The FFC is the reason why it is not necessary to get a new driver's license to drive in a different state. Every state in the union accepts my Georgia-issued license as valid, as valid as if their own state issued it. I am legally married in Marion County, Indiana. I did not have to get re-married to be legally married in Georgia. Georgia is required to respect and give credit to the public "acts and records" of Indiana. Similarly, if I legally adopt a child in Georgia, said human is legally my child in every state in the union. States are not required to give Faith and Credit to laws passed in other states. For example, a gun can be legal in Idaho and illegal to own in California. Buying fireworks in a state in which doing so is legal will not keep you out of trouble if you bring them into a state in which they are illegal. So laws can differ by state but respect for the "acts" and "records" is guaranteed among states. This is quite clear.

The Defense of Marriage Act (DOMA) explicitly contradicts Art. IV, Sec. 1 of the Constitution. Anti-gay marriage groups always pull back on their legal challenges of pro-gay marriage laws because they have no illusions about how the Supreme Court is likely to rule on DOMA. Sure, Clarence Thomas will engage in some mental gymnastics and Activist Judging to justify the law, maybe Alito too. But who else? To argue that the law is constitutional requires one to accept the validity of the FFC clause while allowing Congress the authority to define what is an is not an "act" of state government. But from where does Congress derive this authority? If we read that ol' Teabagger favorite the 10th Amendment – Seriously guys, try reading this thing at some point! All kinds of wild shit in here! – we notice that:

The powers not delegated to the United States by the Constitution, nor prohibited by it to the States, are reserved to the States respectively, or to the people.

If anyone can find the part of Article I that delegates the power to define what is an is not an Article IV "act", please bring it to our attention. Other than some weak-ass recourse to the Elastic Clause, there is none…which explains the non-Libertarian right's hesitance to appeal DOMA challenges in the Federal courts. They prefer the mob rule approach, seeking to outlaw gay marriage by ballot referendum or by amendments to state constitutions. Legally, a state has every right to declare gay marriage illegal or unconstitutional. What they do not have is the right to ignore or nullify legally constituted acts of another state absent the ridiculous DOMA law that can't hold its own in any court except the court of mid-1990s public opinion.

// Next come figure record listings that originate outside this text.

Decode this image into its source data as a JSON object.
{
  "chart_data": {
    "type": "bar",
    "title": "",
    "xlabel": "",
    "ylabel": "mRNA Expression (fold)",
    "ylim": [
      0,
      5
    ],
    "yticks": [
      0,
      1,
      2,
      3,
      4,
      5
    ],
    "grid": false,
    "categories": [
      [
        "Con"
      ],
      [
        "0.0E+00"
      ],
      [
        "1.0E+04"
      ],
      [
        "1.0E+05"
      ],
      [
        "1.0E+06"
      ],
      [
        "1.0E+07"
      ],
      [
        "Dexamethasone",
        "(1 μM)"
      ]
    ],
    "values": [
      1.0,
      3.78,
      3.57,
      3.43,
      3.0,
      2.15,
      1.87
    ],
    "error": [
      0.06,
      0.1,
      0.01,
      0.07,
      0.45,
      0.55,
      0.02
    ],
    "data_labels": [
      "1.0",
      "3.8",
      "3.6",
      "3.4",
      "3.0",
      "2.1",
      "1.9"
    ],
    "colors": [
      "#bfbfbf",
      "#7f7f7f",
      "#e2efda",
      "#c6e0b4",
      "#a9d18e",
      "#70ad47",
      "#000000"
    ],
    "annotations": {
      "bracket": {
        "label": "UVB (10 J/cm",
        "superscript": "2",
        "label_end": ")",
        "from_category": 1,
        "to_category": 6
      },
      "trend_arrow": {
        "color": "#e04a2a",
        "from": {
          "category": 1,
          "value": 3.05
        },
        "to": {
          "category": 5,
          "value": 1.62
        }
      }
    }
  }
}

If a single state is issuing gay marriage licenses, those licenses must be recognized by every state. The Full Faith & Credit clause is clear on that point and wingers are ever so fond of reminding us that they follow the Constitution literally. For the same reason that quickie divorces used to be a major industry in Nevada – those divorces had to be recognized by states with much more complex divorce laws – one state with legal gay marriage is enough. This is what any Federal court deciding a DOMA challenge on the basis of the law and not moral/political hysterics will say, which in turn is exactly why Rev. Dobson and his ilk always stop their legal challenges just short of being told what they can't accept and don't want to hear.